Blood Empire - Magierblut
Fürst hob die Augenbrauen. "Richtig geraten. Ich habe ein Fax bekommen, dessen Herkunft sich nicht zurückverfolgen lässt. Selbst mit meinen Kontakten nicht. Da ich direkten Zugang zum Zentralrechner der Telefongesellschaft habe, konnte ich feststellen, dass überhaupt keine Verbindung stattgefunden hat... Basil Dukakis und ich teilen die Ansicht, dass es sich um eine Art okkulter Botschaft handelt..." Der Fürst ging ein paar Schritte und holte das Fax von einer Ablage. Er reichte es Chase. Außer einer Folge eigenartiger Zeichen war darauf nichts zu sehen.
"Sieht aus wie ziemlich uncoole Graffiti!", meinte Chase etwas geringschätzig. "Also mit so miesen Takes würde sich von den Sprayern, die ich kenne, keiner an die Öffentlichkeit trauen!"

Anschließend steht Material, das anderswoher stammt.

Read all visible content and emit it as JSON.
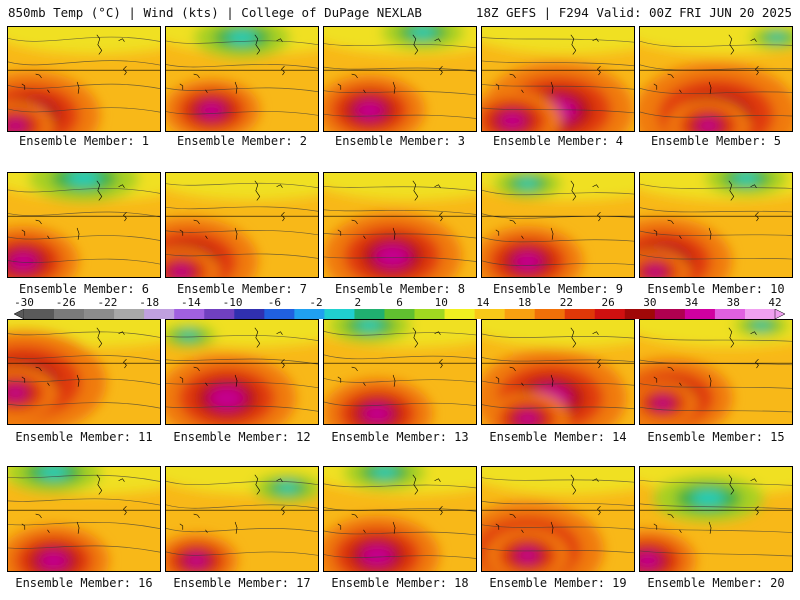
{
  "header": {
    "left": "850mb Temp (°C) | Wind (kts) | College of DuPage NEXLAB",
    "right": "18Z GEFS | F294 Valid: 00Z FRI JUN 20 2025"
  },
  "members": [
    {
      "label": "Ensemble Member: 1",
      "warm": [
        [
          0.15,
          0.85,
          1.0
        ],
        [
          0.05,
          0.95,
          0.55
        ]
      ],
      "cold": []
    },
    {
      "label": "Ensemble Member: 2",
      "warm": [
        [
          0.3,
          0.8,
          0.7
        ]
      ],
      "cold": [
        [
          0.5,
          0.1,
          0.7
        ]
      ]
    },
    {
      "label": "Ensemble Member: 3",
      "warm": [
        [
          0.3,
          0.8,
          0.8
        ]
      ],
      "cold": [
        [
          0.65,
          0.05,
          0.6
        ]
      ]
    },
    {
      "label": "Ensemble Member: 4",
      "warm": [
        [
          0.5,
          0.8,
          1.1
        ],
        [
          0.2,
          0.9,
          0.7
        ]
      ],
      "cold": []
    },
    {
      "label": "Ensemble Member: 5",
      "warm": [
        [
          0.5,
          0.85,
          1.2
        ],
        [
          0.45,
          0.95,
          0.6
        ]
      ],
      "cold": [
        [
          0.9,
          0.1,
          0.4
        ]
      ]
    },
    {
      "label": "Ensemble Member: 6",
      "warm": [
        [
          0.1,
          0.85,
          0.8
        ]
      ],
      "cold": [
        [
          0.5,
          0.05,
          0.8
        ]
      ]
    },
    {
      "label": "Ensemble Member: 7",
      "warm": [
        [
          0.15,
          0.85,
          1.0
        ],
        [
          0.1,
          0.95,
          0.55
        ]
      ],
      "cold": []
    },
    {
      "label": "Ensemble Member: 8",
      "warm": [
        [
          0.45,
          0.8,
          1.0
        ]
      ],
      "cold": []
    },
    {
      "label": "Ensemble Member: 9",
      "warm": [
        [
          0.3,
          0.85,
          0.8
        ]
      ],
      "cold": [
        [
          0.3,
          0.1,
          0.5
        ]
      ]
    },
    {
      "label": "Ensemble Member: 10",
      "warm": [
        [
          0.15,
          0.85,
          1.0
        ],
        [
          0.1,
          0.95,
          0.5
        ]
      ],
      "cold": [
        [
          0.7,
          0.05,
          0.6
        ]
      ]
    },
    {
      "label": "Ensemble Member: 11",
      "warm": [
        [
          0.1,
          0.6,
          1.2
        ],
        [
          0.05,
          0.7,
          0.6
        ]
      ],
      "cold": []
    },
    {
      "label": "Ensemble Member: 12",
      "warm": [
        [
          0.4,
          0.75,
          1.0
        ]
      ],
      "cold": [
        [
          0.15,
          0.15,
          0.4
        ]
      ]
    },
    {
      "label": "Ensemble Member: 13",
      "warm": [
        [
          0.35,
          0.9,
          0.8
        ]
      ],
      "cold": [
        [
          0.3,
          0.05,
          0.6
        ]
      ]
    },
    {
      "label": "Ensemble Member: 14",
      "warm": [
        [
          0.45,
          0.75,
          1.1
        ],
        [
          0.3,
          0.95,
          0.6
        ]
      ],
      "cold": []
    },
    {
      "label": "Ensemble Member: 15",
      "warm": [
        [
          0.2,
          0.75,
          0.9
        ],
        [
          0.15,
          0.8,
          0.5
        ]
      ],
      "cold": [
        [
          0.8,
          0.05,
          0.4
        ]
      ]
    },
    {
      "label": "Ensemble Member: 16",
      "warm": [
        [
          0.3,
          0.9,
          0.8
        ]
      ],
      "cold": [
        [
          0.3,
          0.05,
          0.7
        ]
      ]
    },
    {
      "label": "Ensemble Member: 17",
      "warm": [
        [
          0.2,
          0.9,
          0.6
        ]
      ],
      "cold": [
        [
          0.8,
          0.2,
          0.5
        ]
      ]
    },
    {
      "label": "Ensemble Member: 18",
      "warm": [
        [
          0.35,
          0.85,
          0.9
        ]
      ],
      "cold": [
        [
          0.4,
          0.05,
          0.6
        ]
      ]
    },
    {
      "label": "Ensemble Member: 19",
      "warm": [
        [
          0.3,
          0.8,
          1.1
        ],
        [
          0.3,
          0.85,
          0.6
        ]
      ],
      "cold": []
    },
    {
      "label": "Ensemble Member: 20",
      "warm": [
        [
          0.05,
          0.9,
          0.7
        ]
      ],
      "cold": [
        [
          0.45,
          0.3,
          0.8
        ]
      ]
    }
  ],
  "colorbar": {
    "labels": [
      "-30",
      "-26",
      "-22",
      "-18",
      "-14",
      "-10",
      "-6",
      "-2",
      "2",
      "6",
      "10",
      "14",
      "18",
      "22",
      "26",
      "30",
      "34",
      "38",
      "42"
    ],
    "colors": [
      "#5a5a5a",
      "#7a7a7a",
      "#8c8c8c",
      "#a8a8a8",
      "#c0a0e0",
      "#a060e0",
      "#7040c0",
      "#3030b0",
      "#2060e0",
      "#20a0f0",
      "#20d0d0",
      "#20b070",
      "#60c030",
      "#a0d820",
      "#f0f020",
      "#f8c818",
      "#f8a010",
      "#f07008",
      "#e03808",
      "#d01010",
      "#a00808",
      "#b00050",
      "#d000a0",
      "#e060e0",
      "#f0a0f0"
    ]
  },
  "palette": {
    "hot": "#c40090",
    "vwarm": "#b80818",
    "warm": "#e03a10",
    "mild": "#f07a10",
    "neutral": "#f8b818",
    "cool": "#f0e020",
    "cold": "#a8d020",
    "vcold": "#40b040",
    "frigid": "#20d0c0"
  }
}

"Es handelt sich um die so genannten ZEICHEN DES GEHEIMEN
WISSENS", erklärte der Fürst. "Eine Art Geheimalphabet, um okkulte Texte zu verschlüsseln. Ich kenne mich damit recht gut aus, denn zu meiner Zeit war dieses Verschlüsselungsalphabet sehr verbreitet unter denen, die an okkultem Wissen interessiert waren. Heute sind diese Dinge ja leider etwas aus der Mode gekommen. Es gibt höchstens eine Handvoll Personen, die diese Zeichen noch kennen... Sterbliche dürften kaum darunter sein. Aber Gabriel kennt sie gewiss!"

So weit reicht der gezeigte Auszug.